I would like to take this opportunity to express my thankfulness to my mother, who did not seek intervention for my autistic traits. At the time I was a toddler, which was in the early to mid 1970s, autism was not thought of as a spectrum disorder. It was synonymous, for the most part, with what we now call “low-functioning” autism. Certainly I did not present as low-functioning, so I never would have been flagged as having been autistic. The condition we now call  high-functioning autism did not gain any real notoriety in the English-speaking world until after the publication of Lorna Wing’s 1987 review of Hans Asperger’s work. The debate as to whether Kanner’s autism and Asperger’s autistic psychopathy, which Wing dubbed “Asperger’s Syndrome,” were completely separate or related conditions led directly to the concept of the “autistic spectrum,” which is now considered to be factual by most. As far as de facto autistics go, I am very much on the “mild” end of the spectrum. Still, as a child, my behaviors were pretty obviously autistic.
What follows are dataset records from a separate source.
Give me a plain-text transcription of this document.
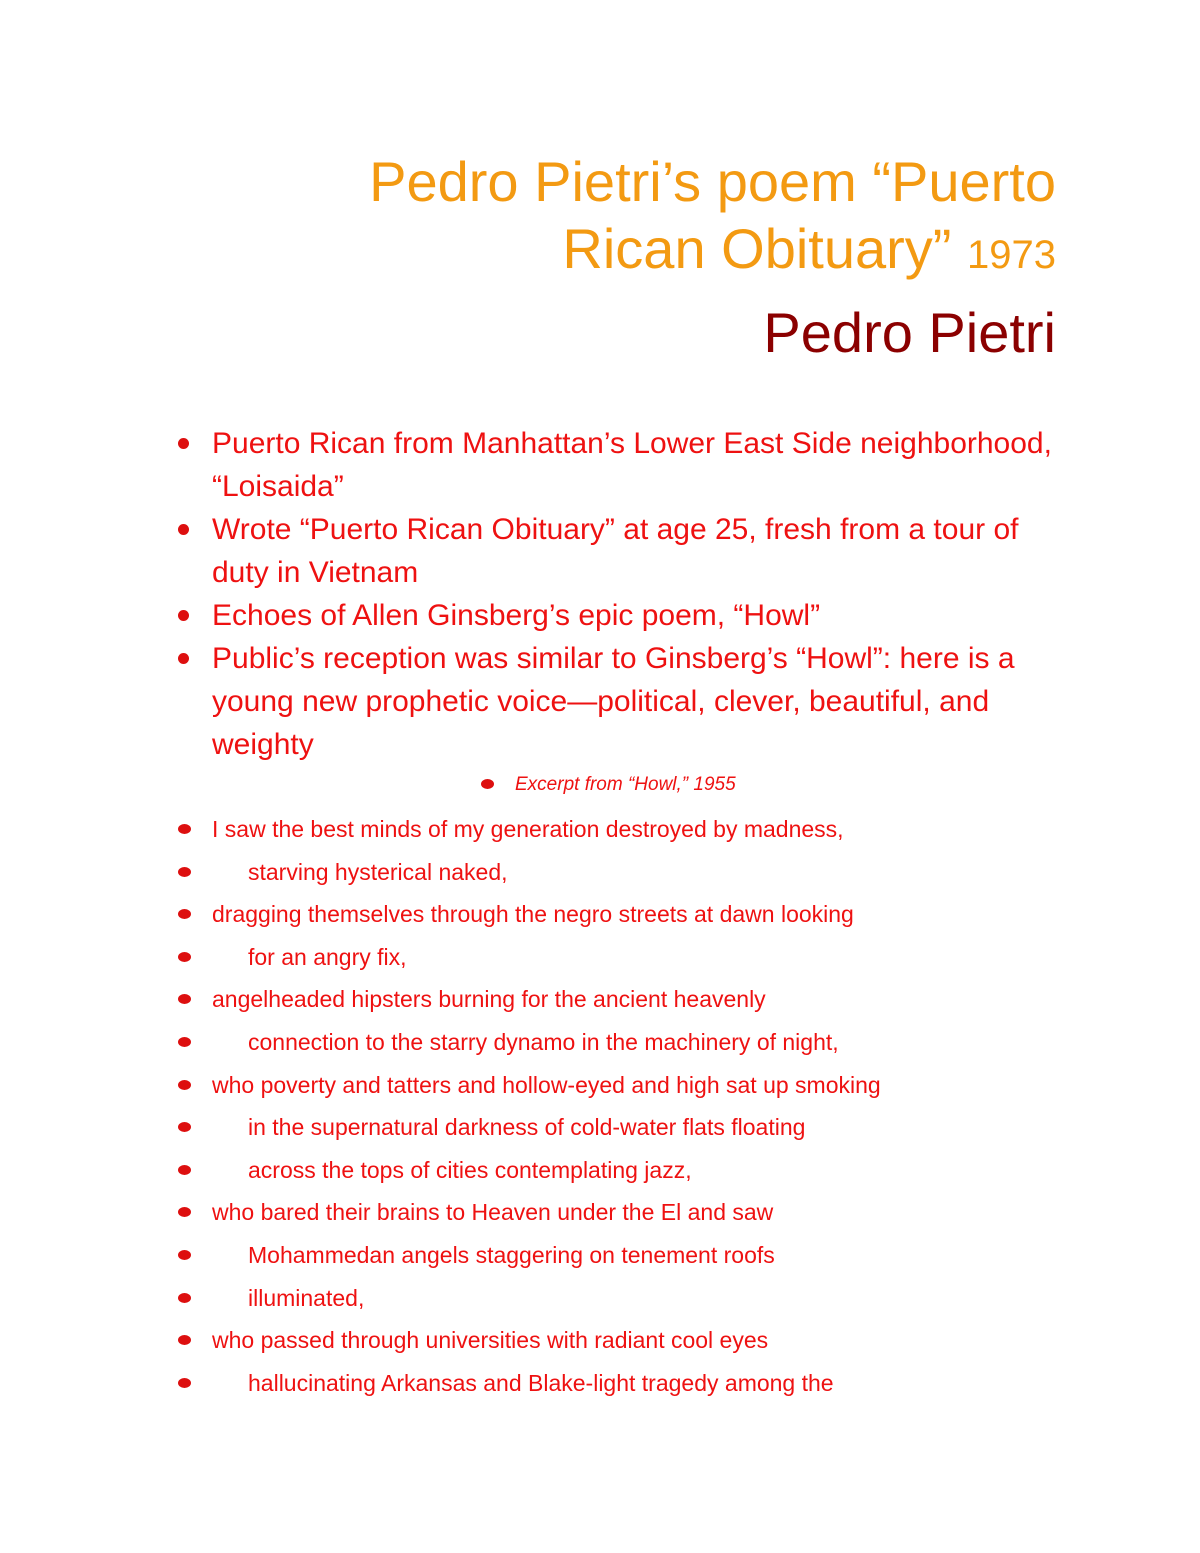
Pedro Pietri’s poem “Puerto
Rican Obituary” 1973
Pedro Pietri
Puerto Rican from Manhattan’s Lower East Side neighborhood, “Loisaida”
Wrote “Puerto Rican Obituary” at age 25, fresh from a tour of duty in Vietnam
Echoes of Allen Ginsberg’s epic poem, “Howl”
Public’s reception was similar to Ginsberg’s “Howl”: here is a young new prophetic voice—political, clever, beautiful, and weighty
Excerpt from “Howl,” 1955
I saw the best minds of my generation destroyed by madness,
starving hysterical naked,
dragging themselves through the negro streets at dawn looking
for an angry fix,
angelheaded hipsters burning for the ancient heavenly
connection to the starry dynamo in the machinery of night,
who poverty and tatters and hollow-eyed and high sat up smoking
in the supernatural darkness of cold-water flats floating
across the tops of cities contemplating jazz,
who bared their brains to Heaven under the El and saw
Mohammedan angels staggering on tenement roofs
illuminated,
who passed through universities with radiant cool eyes
hallucinating Arkansas and Blake-light tragedy among the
I do not blame my mother a bit for not making the connection between my unusual childhood behaviors and autism. Even most doctors at that time knew little, if anything, about autism, so I would not expect a young, first-time mother to know what her physicians probably did not. She knew from the beginning that I was unusual, but as long as I seemed to be thriving, she was not too worried. As I learned more about my first three years, as a result of pestilent questioning, I realized that my first signs of autism went right to my date of birth. I could not suck from a nipple (of any kind) and coordinate the swallowing movement. I lost nearly a pound of my premature six pound weight before this was remediated. At one month of age, which would have been my due date, I learned to suck and swallow. Still, though, things were not normal.
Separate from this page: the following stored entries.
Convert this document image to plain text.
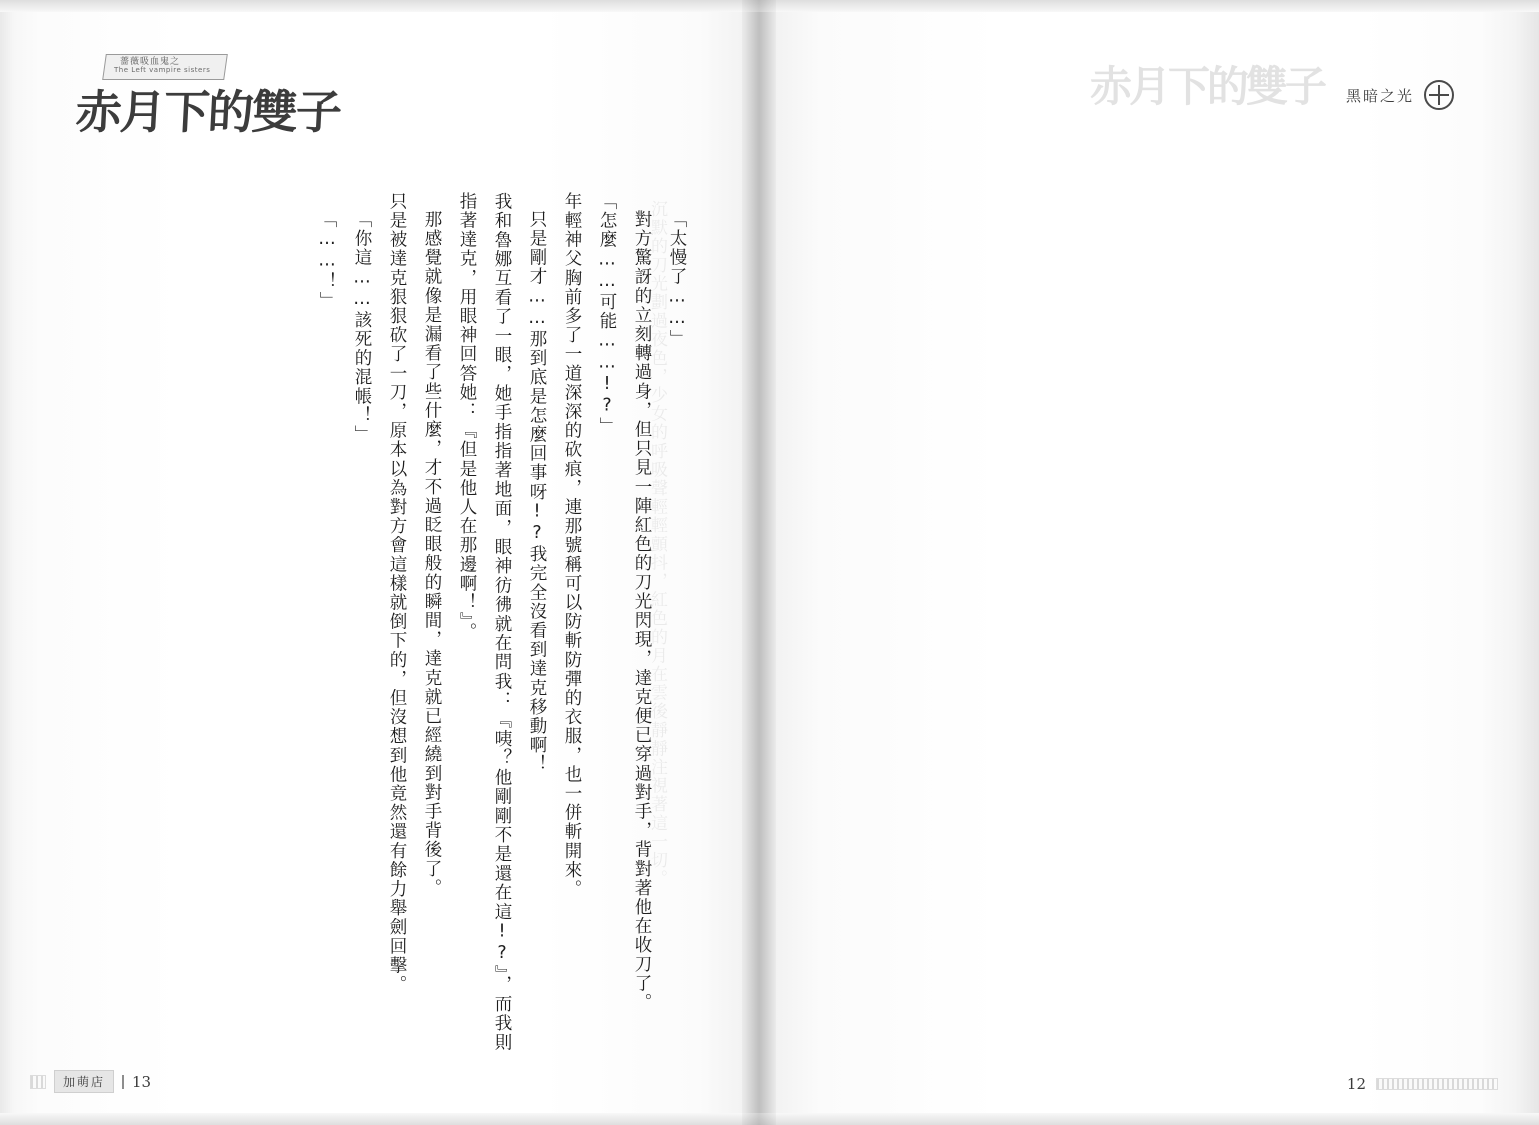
赤月下的雙子 黑暗之光

12
薔薇吸血鬼之
The Left vampire sisters
赤月下的雙子
沉默的刀光劃過夜色，少女的呼吸聲輕輕顫抖，紅色的月在雲後靜靜注視著這一切。 「太慢了……」

對方驚訝的立刻轉過身，但只見一陣紅色的刀光閃現，達克便已穿過對手，背對著他在收刀了。

「怎麼……可能……!?」

年輕神父胸前多了一道深深的砍痕，連那號稱可以防斬防彈的衣服，也一併斬開來。

只是剛才……那到底是怎麼回事呀!?我完全沒看到達克移動啊！

我和魯娜互看了一眼，她手指指著地面，眼神彷彿就在問我：『咦？他剛剛不是還在這!?』，而我則指著達克，用眼神回答她：『但是他人在那邊啊！』。

那感覺就像是漏看了些什麼，才不過眨眼般的瞬間，達克就已經繞到對手背後了。

只是被達克狠狠砍了一刀，原本以為對方會這樣就倒下的，但沒想到他竟然還有餘力舉劍回擊。

「你這……該死的混帳！」

「……！」

加萌店	13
I learned to turn over early, but it was not a graceful movement so much as a flopping over by flapping my spindly limbs. Soon I lost that ability and did not regain it until much later. Babbling was limited, and other than fits of screaming for unknown reasons, I was a quiet baby. I did respond to tickling and such things with a smile, though, and no one ever thought I was deaf. If anything, my hearing was hypersensitive, and I noticed every little noise, even if others initially didn’t. Before my first birthday, I began to resist being picked up, and I did not like to be held. I never crawled; I rolled, right up until I began to walk in the fourteenth month. I still hadn’t uttered any words. I continued to
make noises and verbal stims, but no words, until about the twenty-fourth month, at which time I began to speak… in sentences. Many of them were echolalic, including instant and delayed parroting of TV commercials. As my ability to express myself grew, I began to do the pronoun reversals, and to call myself by my first name instead of “I.” At about that time, I was first introduced to children my age. I ignored them totally, as if they were not there. I could be “in a room full of kids and still be totally alone,” my mother tells me. I would also spin any object I could get my hands on, sometimes causing frustration in adults.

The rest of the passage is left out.